Strained metaphor time: Think of Hollywood’s yearly release cycle as a wobbly stool. The two legs that appear to be the same length do most of the heavy lifting; those are the summertime tentpole action flicks and wintertime prestige dramas. Then instead of putting the interests of the sitter (you, the moviegoer) first, the carpenter (Hollywood) uses whatever material is left to hobble together two crappy, uneven planks whose purpose is solely structural; those are the weirdo movies that come out late winter and early fall.

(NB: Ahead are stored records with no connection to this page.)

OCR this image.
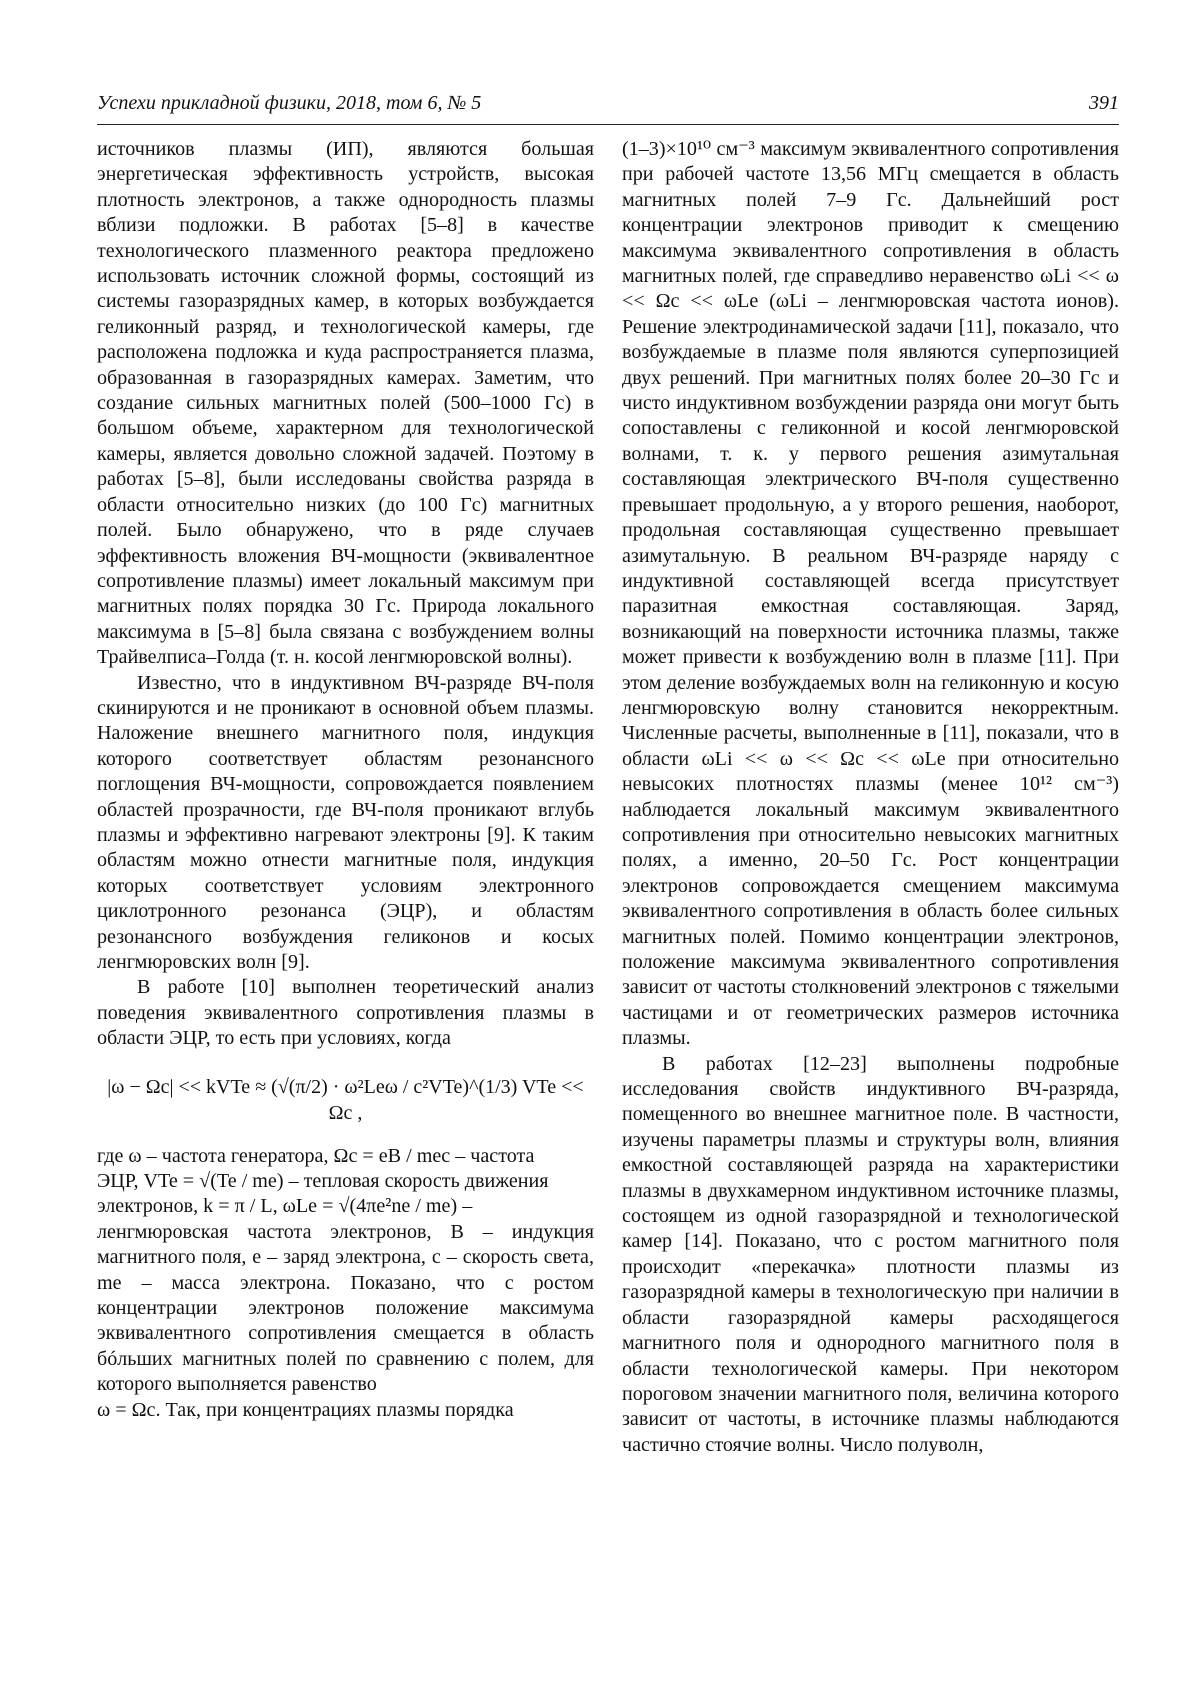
Успехи прикладной физики, 2018, том 6, № 5	391

источников плазмы (ИП), являются большая энергетическая эффективность устройств, высокая плотность электронов, а также однородность плазмы вблизи подложки. В работах [5–8] в качестве технологического плазменного реактора предложено использовать источник сложной формы, состоящий из системы газоразрядных камер, в которых возбуждается геликонный разряд, и технологической камеры, где расположена подложка и куда распространяется плазма, образованная в газоразрядных камерах. Заметим, что создание сильных магнитных полей (500–1000 Гс) в большом объеме, характерном для технологической камеры, является довольно сложной задачей. Поэтому в работах [5–8], были исследованы свойства разряда в области относительно низких (до 100 Гс) магнитных полей. Было обнаружено, что в ряде случаев эффективность вложения ВЧ-мощности (эквивалентное сопротивление плазмы) имеет локальный максимум при магнитных полях порядка 30 Гс. Природа локального максимума в [5–8] была связана с возбуждением волны Трайвелписа–Голда (т. н. косой ленгмюровской волны).

Известно, что в индуктивном ВЧ-разряде ВЧ-поля скинируются и не проникают в основной объем плазмы. Наложение внешнего магнитного поля, индукция которого соответствует областям резонансного поглощения ВЧ-мощности, сопровождается появлением областей прозрачности, где ВЧ-поля проникают вглубь плазмы и эффективно нагревают электроны [9]. К таким областям можно отнести магнитные поля, индукция которых соответствует условиям электронного циклотронного резонанса (ЭЦР), и областям резонансного возбуждения геликонов и косых ленгмюровских волн [9].

В работе [10] выполнен теоретический анализ поведения эквивалентного сопротивления плазмы в области ЭЦР, то есть при условиях, когда

|ω − Ωc| << kVTe ≈ (√(π/2) · ω²Leω / c²VTe)^(1/3) VTe << Ωc ,

где ω – частота генератора, Ωc = eB / mec – частота
ЭЦР, VTe = √(Te / me) – тепловая скорость движения
электронов, k = π / L, ωLe = √(4πe²ne / me) –
ленгмюровская частота электронов, B – индукция магнитного поля, e – заряд электрона, c – скорость света, me – масса электрона. Показано, что с ростом концентрации электронов положение максимума эквивалентного сопротивления смещается в область бóльших магнитных полей по сравнению с полем, для которого выполняется равенство
ω = Ωc. Так, при концентрациях плазмы порядка

(1–3)×10¹⁰ см⁻³ максимум эквивалентного сопротивления при рабочей частоте 13,56 МГц смещается в область магнитных полей 7–9 Гс. Дальнейший рост концентрации электронов приводит к смещению максимума эквивалентного сопротивления в область магнитных полей, где справедливо неравенство ωLi << ω << Ωc << ωLe (ωLi – ленгмюровская частота ионов). Решение электродинамической задачи [11], показало, что возбуждаемые в плазме поля являются суперпозицией двух решений. При магнитных полях более 20–30 Гс и чисто индуктивном возбуждении разряда они могут быть сопоставлены с геликонной и косой ленгмюровской волнами, т. к. у первого решения азимутальная составляющая электрического ВЧ-поля существенно превышает продольную, а у второго решения, наоборот, продольная составляющая существенно превышает азимутальную. В реальном ВЧ-разряде наряду с индуктивной составляющей всегда присутствует паразитная емкостная составляющая. Заряд, возникающий на поверхности источника плазмы, также может привести к возбуждению волн в плазме [11]. При этом деление возбуждаемых волн на геликонную и косую ленгмюровскую волну становится некорректным. Численные расчеты, выполненные в [11], показали, что в области ωLi << ω << Ωc << ωLe при относительно невысоких плотностях плазмы (менее 10¹² см⁻³) наблюдается локальный максимум эквивалентного сопротивления при относительно невысоких магнитных полях, а именно, 20–50 Гс. Рост концентрации электронов сопровождается смещением максимума эквивалентного сопротивления в область более сильных магнитных полей. Помимо концентрации электронов, положение максимума эквивалентного сопротивления зависит от частоты столкновений электронов с тяжелыми частицами и от геометрических размеров источника плазмы.

В работах [12–23] выполнены подробные исследования свойств индуктивного ВЧ-разряда, помещенного во внешнее магнитное поле. В частности, изучены параметры плазмы и структуры волн, влияния емкостной составляющей разряда на характеристики плазмы в двухкамерном индуктивном источнике плазмы, состоящем из одной газоразрядной и технологической камер [14]. Показано, что с ростом магнитного поля происходит «перекачка» плотности плазмы из газоразрядной камеры в технологическую при наличии в области газоразрядной камеры расходящегося магнитного поля и однородного магнитного поля в области технологической камеры. При некотором пороговом значении магнитного поля, величина которого зависит от частоты, в источнике плазмы наблюдаются частично стоячие волны. Число полуволн,
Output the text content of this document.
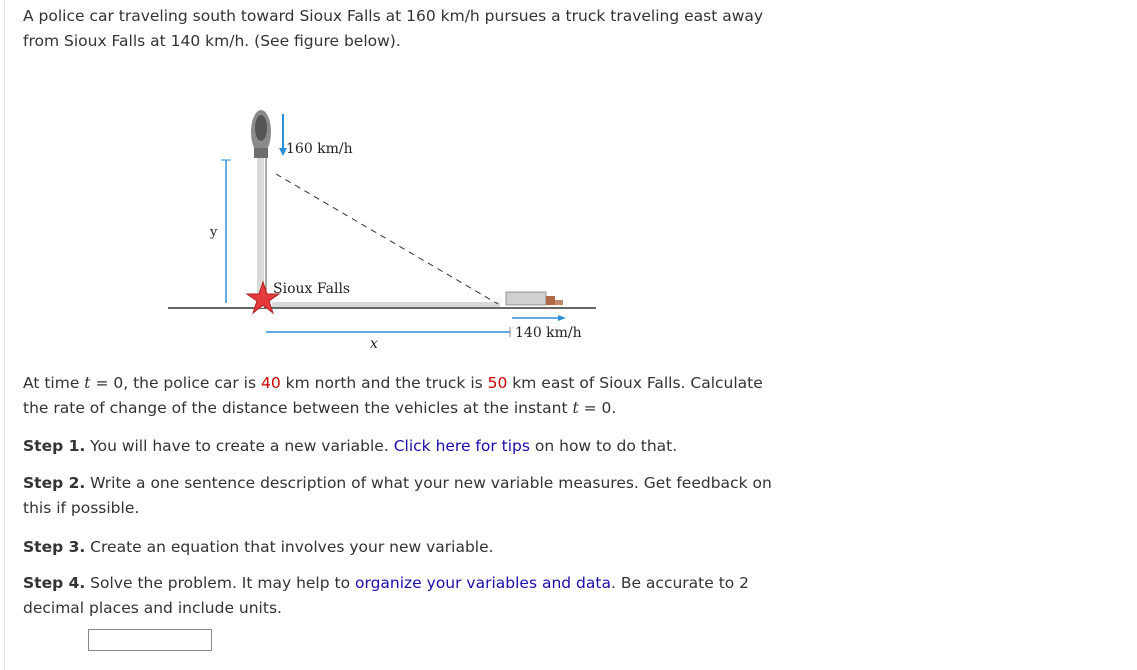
A police car traveling south toward Sioux Falls at 160 km/h pursues a truck traveling east away from Sioux Falls at 140 km/h. (See figure below).

160 km/h
y
Sioux Falls
140 km/h
x

At time t = 0, the police car is 40 km north and the truck is 50 km east of Sioux Falls. Calculate the rate of change of the distance between the vehicles at the instant t = 0.

Step 1. You will have to create a new variable. Click here for tips on how to do that.

Step 2. Write a one sentence description of what your new variable measures. Get feedback on this if possible.

Step 3. Create an equation that involves your new variable.

Step 4. Solve the problem. It may help to organize your variables and data. Be accurate to 2 decimal places and include units.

So as we emerge from the brain-hardening sensory overload of the summer superhero glut, the studios are now back to tenderizing our sensibilities ahead of award season with an odd mix of palate cleansers and early Oscar hopefuls. Things are about to get weird.
OSCAR BAIT
Kicking things off is The Boxtrolls (9.26), an early contender for Best Animated Feature … which isn’t saying much for a category that feels increasingly like “Best By Default.” Adam Sandler returns to drama in Men, Women, & Children (10.1), and hopefully he’ll fucking stay there because he can be great and we really don’t want to see a Grown Ups 3. David Fincher’s Gone Girl (10.3) is the last glimpse of Ben Affleck’s potential before he destroys that momentum (again) in Kent v. Wayne. As the threat of Batfleck looms, our most beloved Dark Knight actor Michael Keaton returns to form in superhero satire Birdman (10.7), and Robert Downey, Jr. gets back to his pre-Stark roles in The Judge (10.10). Rounding out the season is Christopher Nolan’s mysterious Interstellar (11.7), Jon Stewart’s directorial debut Rosewater (11.7), and Benedict Cumberbatch’s potentially riveting portrayal of persecuted genius Alan Turing in The Imitation Game (11.21).
ODDITIES
According to the trailer for Dolphin Tale 2 (9.12), “We don’t know if dolphins can make friends. But we think they can. And that’s not a bad thing.” What is a bad thing, however, is the fact that a human being actually thought that sentence made any kind of sense. Moving on. Liam Neeson strikes what may be a perfect balance between the dramatic roles that made him a household name and the dime-a-dozen grizzled action flicks that got him working again in A Walk Among the Tombstones (9.19). After the success of Red State, Kevin Smith is leaving the Askewniverse even farther behind in favor of horror with Tusk (9.19). Jimi: All Is by My Side (9.26), the controversial Jimi Hendrix biopic that features none of his music and adds an entirely fictional domestic abuse subplot, might be a disaster, but the directorial debut of 12 Years a Slave writer John Ridley and the inspired casting of Andre Benjamin has us curious. Just by his very presence, Denzel Washington makes bad movies good and good movies great, so we still recommend seeing The Equalizer (9.26) even if it’s total dogshit. Terry Gilliam is hit or miss these days, but we’re stoked for his team-up with Christoph Waltz in Zero Theorem (9.19). As evidence that the world can always be a tad more psychotic, we present Nic Cage in the de-Cameronized, big budget adaptation of evangelical post-rapture saga Left Behind. (10.3) And finally, Michael Bay sullies a preexisting IP that no one cares about in Ouija (10.24).